The breakthrough hinges on understanding protein folding in reverse. Rather than studying how proteins fold naturally, the team asked: can AI help us envision entirely new proteins that stick to a target in a purpose-built way? Edin Muratspahić, a postdoctoral researcher and first author on the study, described the moment the team confirmed that their computationally designed miniproteins didn't just bind to these receptors—they actually controlled their signaling in living cells. "Seeing computationally designed miniproteins not only bind but actually control GPCR signaling in living cells was a defining moment for me," he said.

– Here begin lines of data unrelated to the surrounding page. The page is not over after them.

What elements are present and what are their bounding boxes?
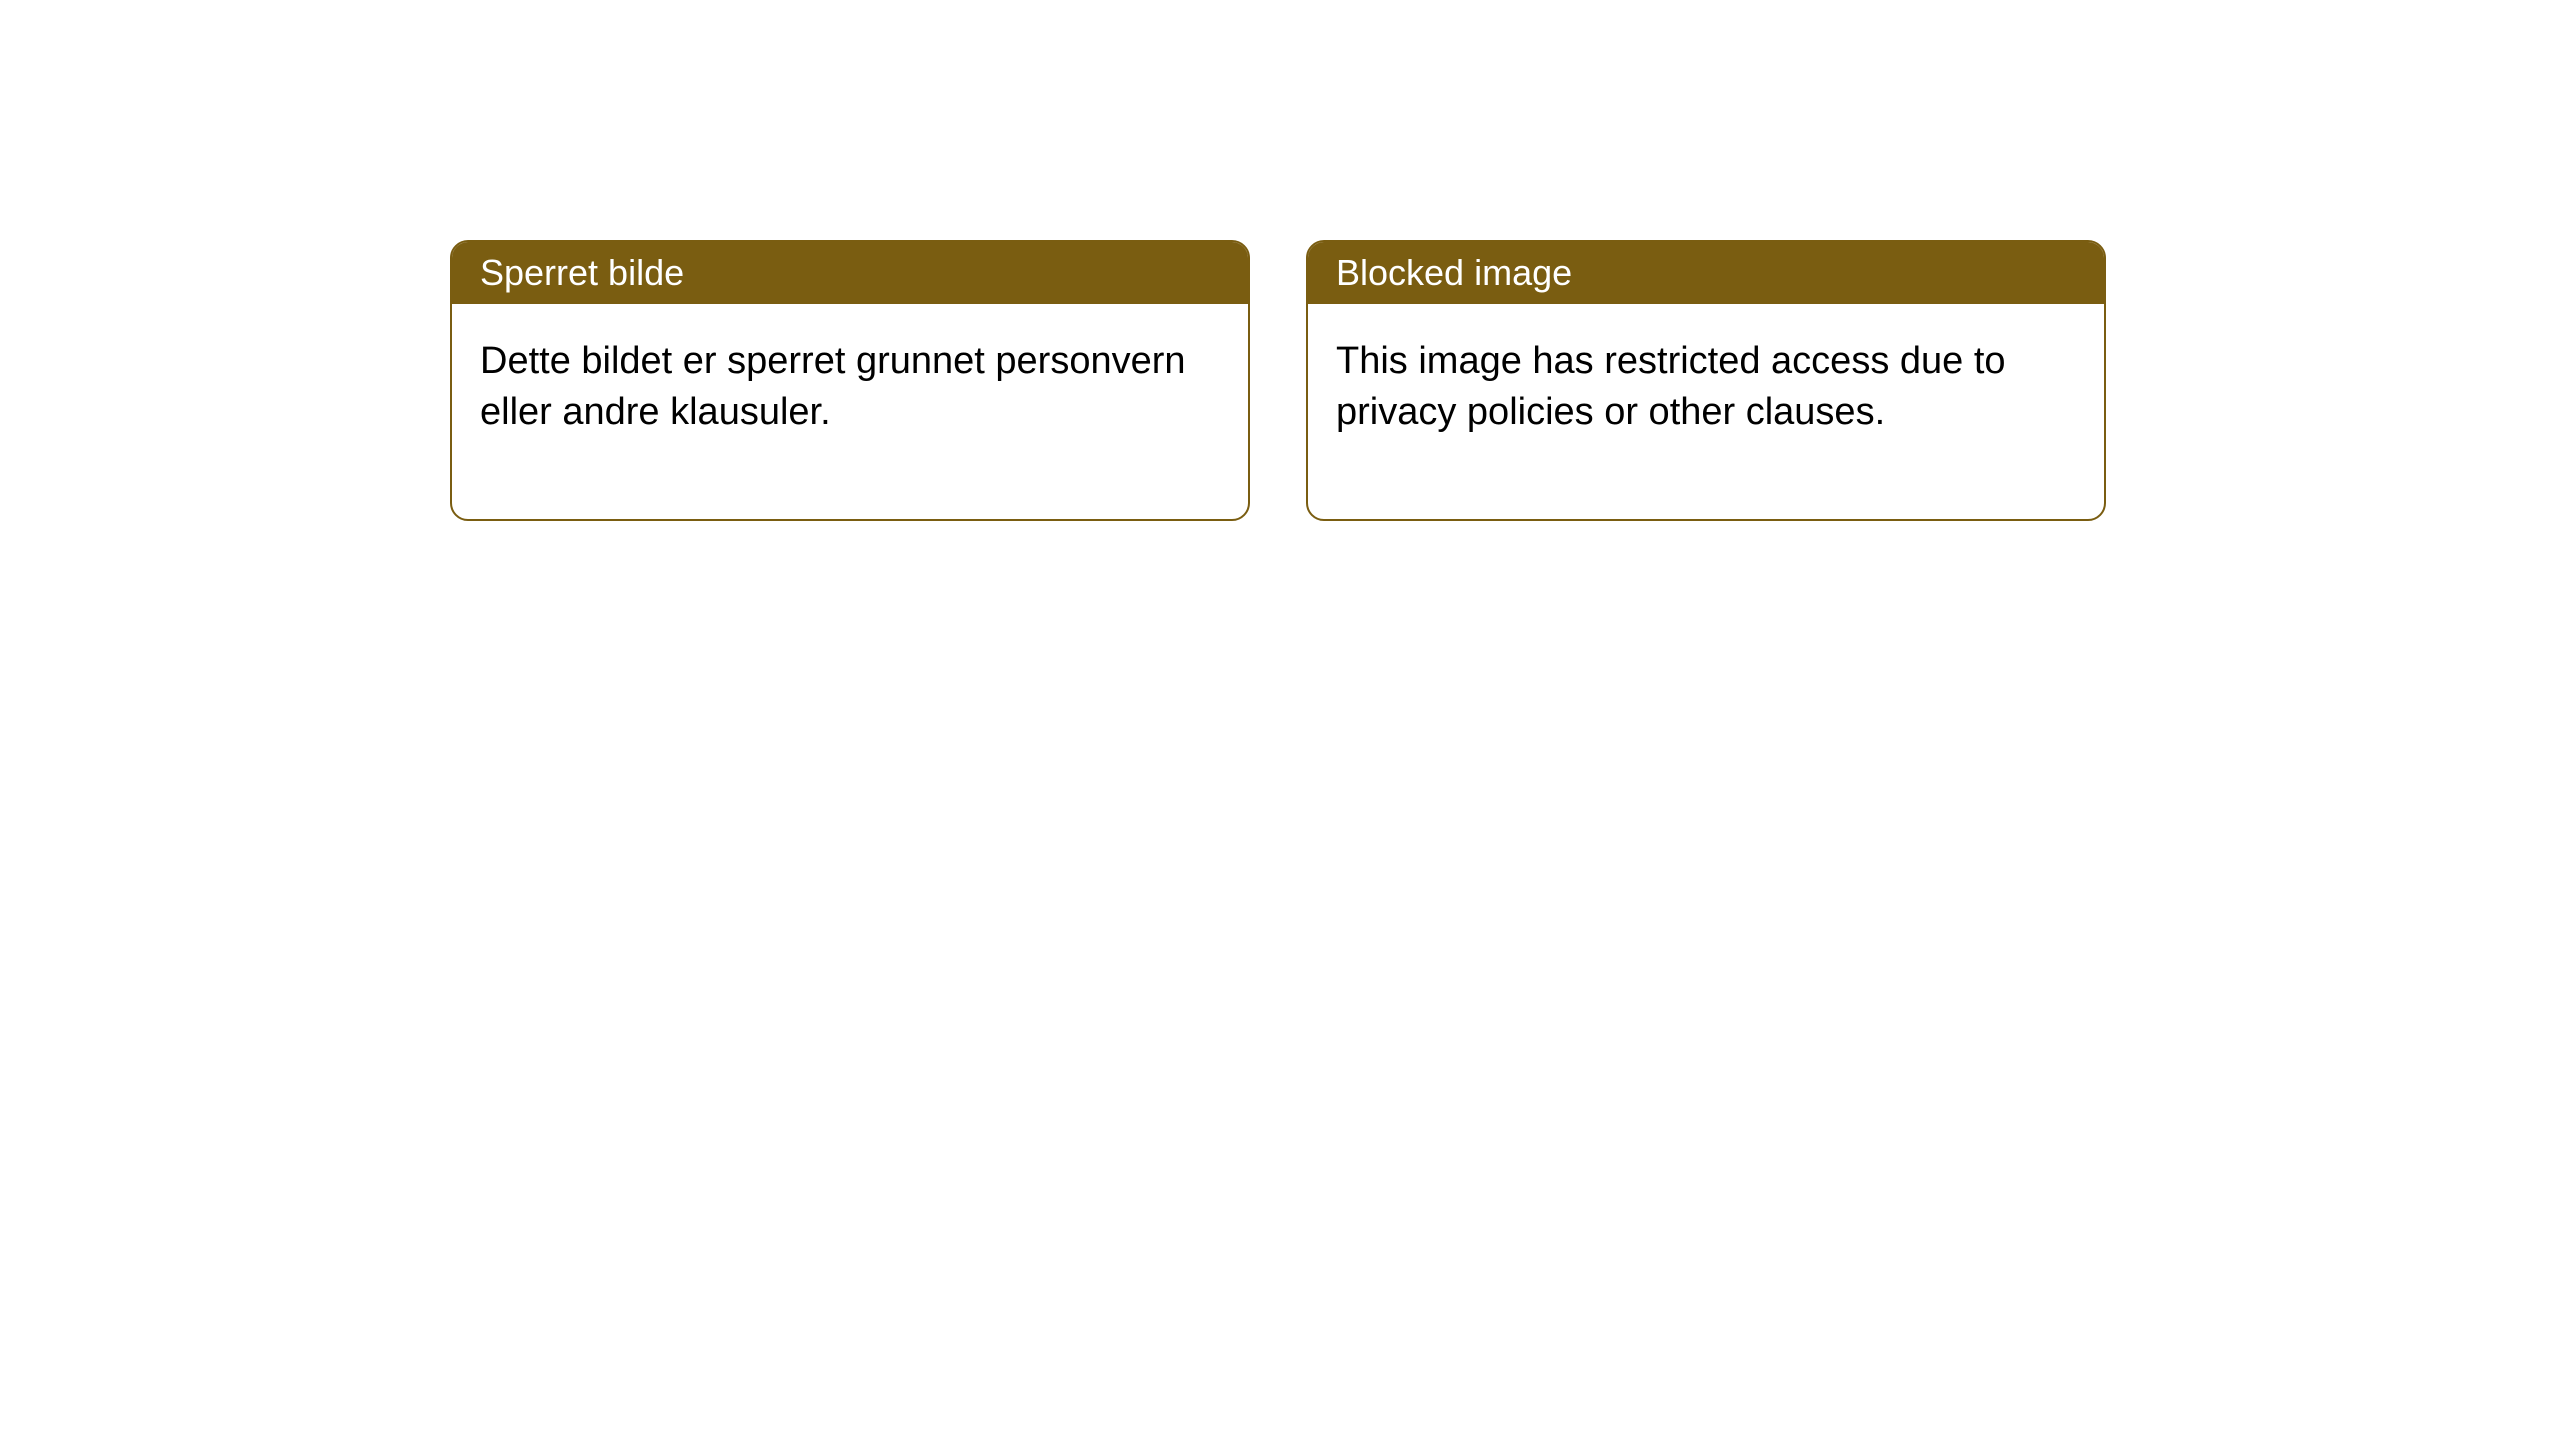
notice-card-norwegian: Sperret bilde Dette bildet er sperret gr… <box>450 240 1250 521</box>
notice-body: This image has restricted access due to … <box>1308 304 2104 519</box>
notice-body: Dette bildet er sperret grunnet personve… <box>452 304 1248 519</box>
notice-title: Blocked image <box>1308 242 2104 304</box>
notice-card-english: Blocked image This image has restricted … <box>1306 240 2106 521</box>
notice-container: Sperret bilde Dette bildet er sperret gr… <box>450 240 2106 521</box>
notice-title: Sperret bilde <box>452 242 1248 304</box>
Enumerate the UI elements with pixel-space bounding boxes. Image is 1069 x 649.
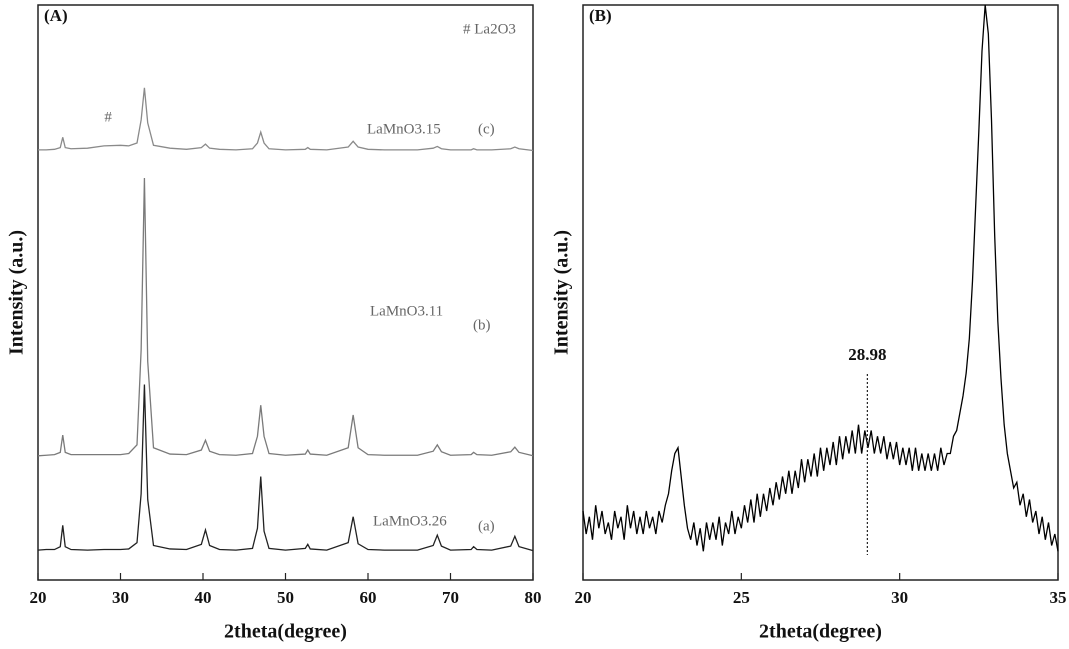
x-tick-label: 20 — [30, 588, 47, 607]
panel-label: (B) — [589, 6, 612, 25]
series-name: LaMnO3.15 — [367, 121, 441, 137]
legend-note: # La2O3 — [463, 21, 516, 37]
series-name: LaMnO3.11 — [370, 303, 443, 319]
series-name: LaMnO3.26 — [373, 513, 447, 529]
data-line — [37, 178, 534, 457]
y-axis-label: Intensity (a.u.) — [551, 230, 573, 355]
x-axis-label: 2theta(degree) — [759, 621, 882, 643]
plot-frame — [37, 4, 534, 581]
x-tick-label: 80 — [525, 588, 542, 607]
series-label: (b) — [473, 317, 491, 333]
data-line — [582, 4, 1059, 552]
annotation: # — [104, 109, 112, 125]
data-line — [37, 384, 534, 552]
annotation: 28.98 — [848, 345, 886, 364]
x-axis-label: 2theta(degree) — [224, 621, 347, 643]
x-tick-label: 30 — [891, 588, 908, 607]
series-label: (c) — [478, 121, 495, 137]
x-tick-label: 60 — [360, 588, 377, 607]
x-tick-label: 50 — [277, 588, 294, 607]
plot-frame — [582, 4, 1059, 581]
x-tick-label: 70 — [442, 588, 459, 607]
data-line — [38, 87, 534, 152]
y-axis-label: Intensity (a.u.) — [6, 230, 28, 355]
panel-label: (A) — [44, 6, 68, 25]
series-label: (a) — [478, 518, 495, 534]
x-tick-label: 25 — [733, 588, 750, 607]
x-tick-label: 30 — [112, 588, 129, 607]
x-tick-label: 20 — [575, 588, 592, 607]
x-tick-label: 35 — [1050, 588, 1067, 607]
x-tick-label: 40 — [195, 588, 212, 607]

The practical advantages are substantial. Existing drugs like antibodies often fail to activate or block GPCR signaling effectively. In mouse studies, the designed miniproteins performed comparably to clinically used drugs while demonstrating fewer side effects. The team also developed an innovative screening system that tests tens of thousands of candidate proteins directly in living human cells, rather than using purified or artificially stabilized versions that can lose their signaling properties.
This methodological leap matters because it preserves the receptors in their natural state on the cell membrane, where they actually work. Christoffer Norn, corresponding author and co-founder of Skape Bio, emphasized the broader significance: the methods provide "a roadmap for achieving all-computational design of protein ligands for any GPCR."
What began in academia is already moving toward patients. The partnership between the Institute for Protein Design and Skape Bio exemplifies how university research can translate rapidly into therapeutic development. The company is now working to mature these approaches into actual medicines for patients with diseases where GPCRs are effective targets but treatments haven't previously existed. For conditions affecting vision, smell, hormone regulation, and countless other physiological processes, AI-designed miniproteins represent a tangible new frontier in precision medicine.